Recent British Painting: Peter Stuyvesant Foundation Collection opened at the Tate Gallery on 15 November (closed 22 December). In 1964 the Peter Stuyvesant Foundation invited Lilian Somerville (Director, Fine Art Department, British Council), Alan Bowness (Senior Lecturer in the History of Art, Courtauld Institute, University of London) and Norman Reid (Director, Tate Gallery) to make a collection of recent British art. Scott was represented by two large paintings, Circles Diminishing, 1961 and Blue Form on White, 1964.
Scott was invited by the Art Centre Foundation in Lusaka to take part in an initiative to promote art and design in Zambia. The Art Centre Foundation was set up by the Anglo American Corporation (Central Africa) Limited, a mining company, in consultation with the Zambian Ministry of Co-operatives, Youth and Social Development. The aim of the foundation was to help Zambian artists mount exhibitions of their work, to provide bursaries and scholarships, and to arrange national and international exhibitions of art. Scott was accompanied by William Brooker and Ronald Alley (Tate Gallery). The plan provided for at least 60 works of art by Scott and Brooker to be flown to Zambia as well ‘as others which may be considered suitable’. No details have been found of which works were sent. Scott left for the eight-day trip on 10 September.

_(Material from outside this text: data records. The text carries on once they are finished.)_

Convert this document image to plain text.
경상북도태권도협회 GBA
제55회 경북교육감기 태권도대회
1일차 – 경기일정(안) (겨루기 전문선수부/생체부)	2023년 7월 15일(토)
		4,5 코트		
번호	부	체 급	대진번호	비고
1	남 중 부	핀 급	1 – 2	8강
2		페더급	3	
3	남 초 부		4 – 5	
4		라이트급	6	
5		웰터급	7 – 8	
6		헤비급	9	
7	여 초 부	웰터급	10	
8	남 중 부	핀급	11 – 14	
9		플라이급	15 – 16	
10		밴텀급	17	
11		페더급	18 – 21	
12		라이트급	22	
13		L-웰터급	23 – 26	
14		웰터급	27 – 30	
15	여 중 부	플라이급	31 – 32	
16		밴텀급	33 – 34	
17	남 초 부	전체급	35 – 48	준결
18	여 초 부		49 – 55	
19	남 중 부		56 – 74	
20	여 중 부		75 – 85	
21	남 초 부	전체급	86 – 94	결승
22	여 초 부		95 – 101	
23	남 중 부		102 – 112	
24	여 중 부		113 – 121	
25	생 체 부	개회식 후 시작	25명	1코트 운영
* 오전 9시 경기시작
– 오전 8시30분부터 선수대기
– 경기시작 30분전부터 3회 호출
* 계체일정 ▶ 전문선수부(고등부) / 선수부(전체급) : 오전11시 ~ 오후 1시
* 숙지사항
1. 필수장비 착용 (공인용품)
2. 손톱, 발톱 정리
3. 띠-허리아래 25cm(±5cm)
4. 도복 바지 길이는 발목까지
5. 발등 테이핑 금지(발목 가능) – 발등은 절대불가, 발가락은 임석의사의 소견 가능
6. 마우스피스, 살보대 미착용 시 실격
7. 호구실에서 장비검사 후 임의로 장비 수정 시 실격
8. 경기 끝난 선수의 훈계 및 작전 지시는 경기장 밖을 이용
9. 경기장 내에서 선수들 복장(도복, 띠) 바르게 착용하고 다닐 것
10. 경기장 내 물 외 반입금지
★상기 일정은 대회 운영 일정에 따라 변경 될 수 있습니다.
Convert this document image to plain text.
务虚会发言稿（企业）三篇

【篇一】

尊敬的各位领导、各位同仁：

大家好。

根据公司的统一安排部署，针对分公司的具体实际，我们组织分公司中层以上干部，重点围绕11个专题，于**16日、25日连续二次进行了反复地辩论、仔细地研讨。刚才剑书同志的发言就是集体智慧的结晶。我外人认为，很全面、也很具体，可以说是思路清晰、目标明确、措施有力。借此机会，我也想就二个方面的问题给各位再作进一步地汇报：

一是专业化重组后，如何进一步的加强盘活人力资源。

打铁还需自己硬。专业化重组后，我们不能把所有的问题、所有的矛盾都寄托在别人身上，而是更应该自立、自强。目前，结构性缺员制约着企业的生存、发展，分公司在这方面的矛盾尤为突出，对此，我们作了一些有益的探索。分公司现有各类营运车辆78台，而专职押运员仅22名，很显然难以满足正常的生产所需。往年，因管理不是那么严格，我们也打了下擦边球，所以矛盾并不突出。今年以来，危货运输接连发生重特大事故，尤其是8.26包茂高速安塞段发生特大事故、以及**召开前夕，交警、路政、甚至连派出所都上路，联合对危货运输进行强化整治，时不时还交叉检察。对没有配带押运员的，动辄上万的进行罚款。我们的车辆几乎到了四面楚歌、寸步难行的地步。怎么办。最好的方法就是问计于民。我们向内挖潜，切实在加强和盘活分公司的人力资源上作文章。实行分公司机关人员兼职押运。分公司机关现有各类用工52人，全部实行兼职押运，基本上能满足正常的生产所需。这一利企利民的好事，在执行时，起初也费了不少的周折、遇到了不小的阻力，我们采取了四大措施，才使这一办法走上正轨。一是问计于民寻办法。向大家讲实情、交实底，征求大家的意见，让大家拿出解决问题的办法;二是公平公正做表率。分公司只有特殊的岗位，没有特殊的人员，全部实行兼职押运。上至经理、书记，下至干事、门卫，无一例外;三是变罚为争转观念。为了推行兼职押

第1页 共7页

He obviously intended to visit Egypt on the way back as his passport contains a visa issued on 29 August 1968 by the Consulate General of the United Arab Republic. Whether or not he paid a quick visit to Cairo remains uncertain. An entry in Mary Scott’s diary for 18 September reads: ‘M [Mary] goes to Cairo’ but is crossed out. If Scott did go to Cairo it must have been a lightening visit as a hotel booking confirmation shows that the couple arrived separately in Athens between 21 and 22 September. They visited Delphi, Corinth and Nafplion before returning to London on 7 October.
Scott travelled to Ireland visiting Kilkenny, Glengariff, Westport, Donegal and Enniskillen, meeting up with old friends such as Kathleen Bridle and Joan Trimble. He also stayed with his friend Sir John Heygate at Bellarena, County Londonderry, before returning to London.
Martha Jackson died in California on 4 July. The following month her son, David Anderson, was appointed President of the Martha Jackson Gallery.
William Scott: Edinburgh Festival Exhibition of New Gouaches opened at the Richard Demarco Gallery, Edinburgh, on 22 August (closed 13 September).
Scott responded to an appeal from Sheelagh Flanagan, wife of the artist, Terence Flanagan, for a work of art to be contributed to an exhibition of Irish art in the Queen’s University art gallery, Dublin, ‘and sold in aid of the victims of the Belfast disturbances in August’. Rioting had broken out in Northern Ireland triggered by the Apprentice Boys’ Parade held on 12 August. This led to a three-day clash in the Bogside area of Belfast between the Royal Ulster Constabulary (RUC) and the Irish Nationalist and Catholic residents in which seven people were killed and hundreds more wounded.
The National Portrait Gallery, London, asked Scott to sit for a portrait photograph. (The sitting took place at the studio of the appointed photographer, Godfrey Argent, on 13 February 1970.)
William Scott 24 Works on Paper opened at the Hanover Gallery on 6 November (closed 6 December). Many of the same works had been included in the exhibition at the Richard Demarco Gallery, Edinburgh, in August of the same year.
John Moores Liverpool 7 opened in Liverpool on 26 November (closed 26 January 1970). Scott was on the Selection Committee, together with Robyn Denny, R.B. Kitaj, Anthony Hill, Howard Hodgkin and Hugh Scrutton.